1919 film by Emile Chautard

Out of the Shadow is a 1919 American silent mystery film directed by Emil Chautard and starring Pauline Frederick.

==Plot==
As described in a film magazine review, Ruth Minchin is unhappily married to her father's business partner Gabriel, who is a drunken brute. She starts a friendship with Severino, a pianist who lives in the same apartment building. Her husband discovers them together, orders Severino from the room, and strikes his wife down. Severino kills Gabriel while in a delirium following pneumonia, and Ruth is suspected of the crime.

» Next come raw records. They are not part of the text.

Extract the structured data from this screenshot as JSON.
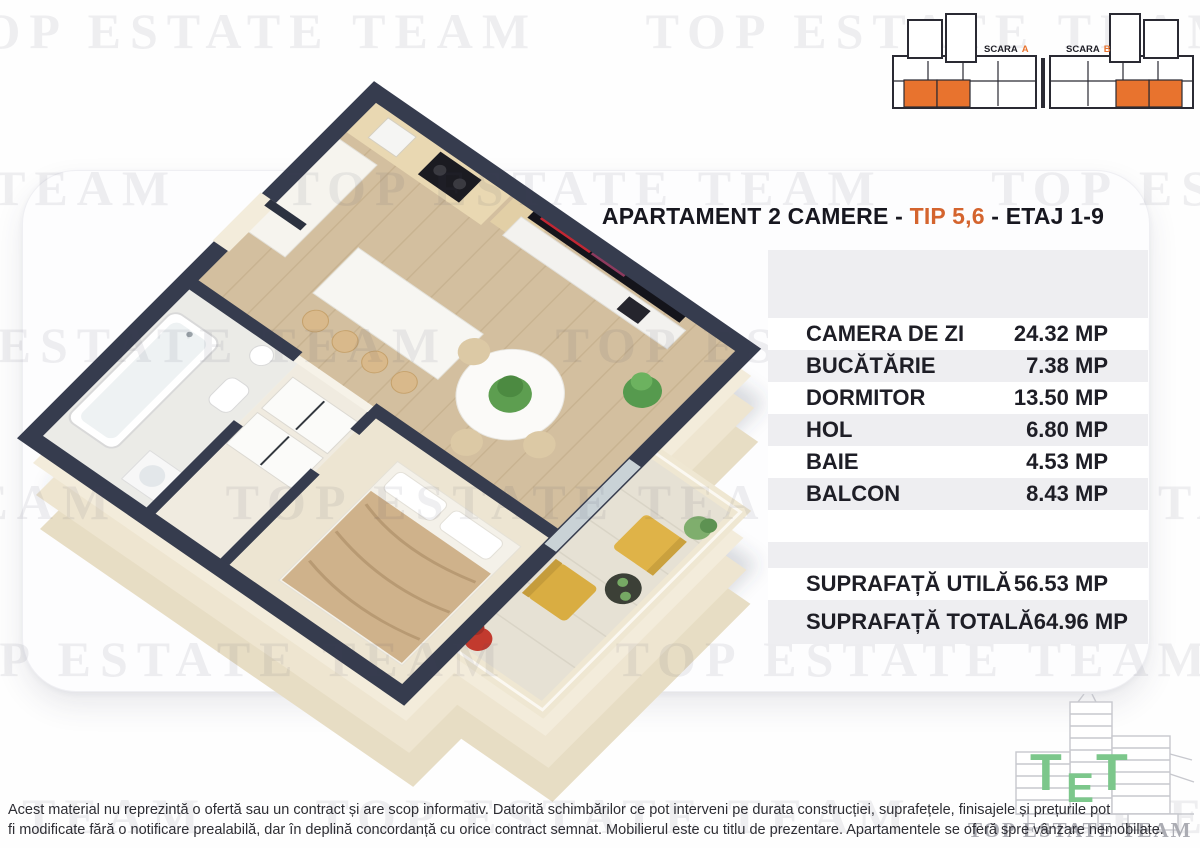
{
  "title": {
    "part1": "APARTAMENT 2 CAMERE - ",
    "highlight": "TIP 5,6",
    "part2": " - ETAJ 1-9"
  },
  "schematic": {
    "scara_a": {
      "label": "SCARA",
      "letter": "A"
    },
    "scara_b": {
      "label": "SCARA",
      "letter": "B"
    }
  },
  "rooms": [
    {
      "label": "CAMERA DE ZI",
      "value": "24.32 MP"
    },
    {
      "label": "BUCĂTĂRIE",
      "value": "7.38 MP"
    },
    {
      "label": "DORMITOR",
      "value": "13.50 MP"
    },
    {
      "label": "HOL",
      "value": "6.80 MP"
    },
    {
      "label": "BAIE",
      "value": "4.53 MP"
    },
    {
      "label": "BALCON",
      "value": "8.43 MP"
    }
  ],
  "totals": [
    {
      "label": "SUPRAFAȚĂ UTILĂ",
      "value": "56.53 MP"
    },
    {
      "label": "SUPRAFAȚĂ TOTALĂ",
      "value": "64.96 MP"
    }
  ],
  "watermark": {
    "text": "TOP ESTATE TEAM"
  },
  "logo": {
    "tet_letters": [
      "T",
      "E",
      "T"
    ],
    "brand": "TOP ESTATE TEAM"
  },
  "disclaimer": {
    "line1": "Acest material nu reprezintă o ofertă sau un contract și are scop informativ. Datorită schimbărilor ce pot interveni pe durata construcției, suprafețele, finisajele și prețurile pot",
    "line2": "fi modificate fără o notificare prealabilă, dar în deplină concordanță cu orice contract semnat. Mobilierul este cu titlu de prezentare. Apartamentele se oferă spre vânzare nemobilate."
  },
  "colors": {
    "accent_orange": "#d4642e",
    "unit_highlight_orange": "#e8732e",
    "wall_navy": "#363c4e",
    "wall_cream": "#efe7d3",
    "panel_gray": "#eeeef1",
    "watermark_gray": "#dcdce0",
    "logo_green": "#7cc78b"
  }
}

She is befriended by Richard Steel, who knew her husband from their time in Australia. However, Richard is also suspected of the crime, and she cannot marry the man who may have killed her husband. She later recalls the confrontation when she had been with Severino, and under pressure the pianist confesses to the crime, solving the mystery and leaving Ruth Richard on the road to happiness.

==Cast==
- Pauline Frederick - Ruth Minchin
- Wyndham Standing - Richard Steel
- Ronald Byram - Edward Langholm
- William J. Gross - Reverend Woodgate
- Emma Campbell - Mrs. Woodgate
- Nancy Hathaway - Mrs. Vanables
- Agnes Wakefield - Richard Steel's, aunt
- Jack W. Johnston - Gabriel Minchin
- Syn De Conde - Severino
- William T. Hayes - ?

==Preservation==
Out of the Shadow is currently presumed lost. In February of 2021, the film was cited by the National Film Preservation Board on their Lost U.S. Silent Feature Films list.